Wodania had been a young girl when the sun had shattered, the tribespeople whispered, she had looked at the sun right at the moment it had burst and pieces of it had flown into her eyes.
“Matriarch.” Karrogh was mortified.
“Tell me how you failed.”
Her words were daggers that plunged into his heart. She hadn’t even looked up.
The warrior shifted, wanting to sit after his exhausting trek, but Wodania never offered him a seat. He told her everything, doing his utmost to keep his passion in check.
The matriarch remained silent throughout the tale, and from all outward appearance it seemed as if she wasn’t even listening.
“So,” she concluded, “the threat hasn’t been removed, we’ve lost seven of our kin—eight, lest we forget poor Timmas—and to top it off you undermined my authority yet again?”
“That is poor form, Karrogh.”
She put the gadget down and looked his way.
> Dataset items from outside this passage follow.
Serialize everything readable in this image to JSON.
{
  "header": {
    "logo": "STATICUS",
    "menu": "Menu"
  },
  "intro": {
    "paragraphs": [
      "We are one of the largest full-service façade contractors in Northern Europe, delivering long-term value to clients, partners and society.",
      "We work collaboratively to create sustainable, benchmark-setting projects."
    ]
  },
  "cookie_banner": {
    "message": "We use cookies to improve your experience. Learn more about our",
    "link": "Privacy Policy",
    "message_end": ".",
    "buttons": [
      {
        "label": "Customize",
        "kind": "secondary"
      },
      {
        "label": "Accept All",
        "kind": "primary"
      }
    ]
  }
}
Despite knowing that she couldn’t actually see him, it was the most unnerving thing. He expected the usual scolding, but she surprised him by sighing deeply.
“This has gone beyond our capacity to deal with. We’ll have to reach out to salvage this mess. The iron pursuers came from beyond the mountain range, so it’s safe to assume that’s where our people are held hostage.”
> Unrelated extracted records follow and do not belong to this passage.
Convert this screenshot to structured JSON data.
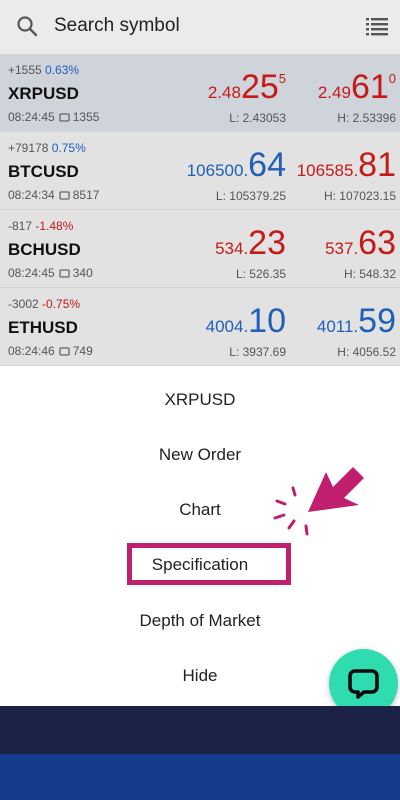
{
  "search": {
    "placeholder": "Search symbol"
  },
  "quotes": [
    {
      "change": "+1555",
      "change_pct": "0.63%",
      "symbol": "XRPUSD",
      "time": "08:24:45",
      "spread": "1355",
      "bid": {
        "prefix": "2.48",
        "big": "25",
        "sup": "5"
      },
      "ask": {
        "prefix": "2.49",
        "big": "61",
        "sup": "0"
      },
      "low": "L: 2.43053",
      "high": "H: 2.53396"
    },
    {
      "change": "+79178",
      "change_pct": "0.75%",
      "symbol": "BTCUSD",
      "time": "08:24:34",
      "spread": "8517",
      "bid": {
        "prefix": "106500.",
        "big": "64",
        "sup": ""
      },
      "ask": {
        "prefix": "106585.",
        "big": "81",
        "sup": ""
      },
      "low": "L: 105379.25",
      "high": "H: 107023.15"
    },
    {
      "change": "-817",
      "change_pct": "-1.48%",
      "symbol": "BCHUSD",
      "time": "08:24:45",
      "spread": "340",
      "bid": {
        "prefix": "534.",
        "big": "23",
        "sup": ""
      },
      "ask": {
        "prefix": "537.",
        "big": "63",
        "sup": ""
      },
      "low": "L: 526.35",
      "high": "H: 548.32"
    },
    {
      "change": "-3002",
      "change_pct": "-0.75%",
      "symbol": "ETHUSD",
      "time": "08:24:46",
      "spread": "749",
      "bid": {
        "prefix": "4004.",
        "big": "10",
        "sup": ""
      },
      "ask": {
        "prefix": "4011.",
        "big": "59",
        "sup": ""
      },
      "low": "L: 3937.69",
      "high": "H: 4056.52"
    }
  ],
  "menu": {
    "title": "XRPUSD",
    "items": [
      "New Order",
      "Chart",
      "Specification",
      "Depth of Market",
      "Hide"
    ],
    "highlighted": "Specification"
  },
  "colors": {
    "price_up": "#1f5fb8",
    "price_down": "#c41a1a",
    "highlight_border": "#bf1f6c",
    "chat_button": "#2fdcb0",
    "band_dark": "#1c2245",
    "band_blue": "#163a8c"
  },
  "icons": {
    "search": "search-icon",
    "list": "list-icon",
    "chat": "chat-icon",
    "pointer": "arrow-pointer-icon"
  }
}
“Then I urge you, matriarch, to have us take up our nomadic life once more and relocate.”
She shook her head. “I will not lead our tribe into such danger.”
“Then let me go on my own! I swear I’ll return with Kanja and the others, or I’ll not return at all!”
“Stop being so utterly brainless,” she said. “No, Karrogh, I’m taking this out of your hands. We will both go, and I’m keeping you on a short leash.”
The two of them against a herd of iron pursuers, and whatever else might lurk in the Blood Ridge mountains? Those were some stiff odds.
“We’ll take the battle to them together,” he exclaimed, happy to commit himself to a plan.
“Oh, now you’re just living in a fantasy world!” Wodania sighed dramatically. “You would barge in there, on their home turf where they have the complete advantage, while you’re in stitches and I can’t see?”
“But mother, you—”
“I’m sure you’ve heard of the refuge on Cinder Peak? They hope to become a bulwark in the fight against the blight. That’s where we’re heading.”
Karrogh nearly exploded. “We’re soliciting the help of people outside the tribe?”
“No, dear boy, I am soliciting their help. You will be there solely as my personal aide.”
He swallowed his pride and thought, I deserve that. I should be happy mother has a plan, even if we’ll surround ourselves with looters and adventurers.
The refuge on Cinder Peak... Would this become his next base of operations? He already felt homesick.
“I don’t like it any more than you do,” Wodania said wistfully. “I hear the elder who runs it is quite pigheaded.”
Karrogh simply couldn’t resist. “Then he should suit you, matriarch.”
“Don’t be glib, son.”
And with that, she dismissed him. Karrogh left the hut, feeling a hundred sets of eyes on him now. He went to his own tent and began to prepare. While he was gathering provisions for the expedition, he suddenly perked up at a sound. It was a wolf howling—or laughing?—on the edge of his hearing.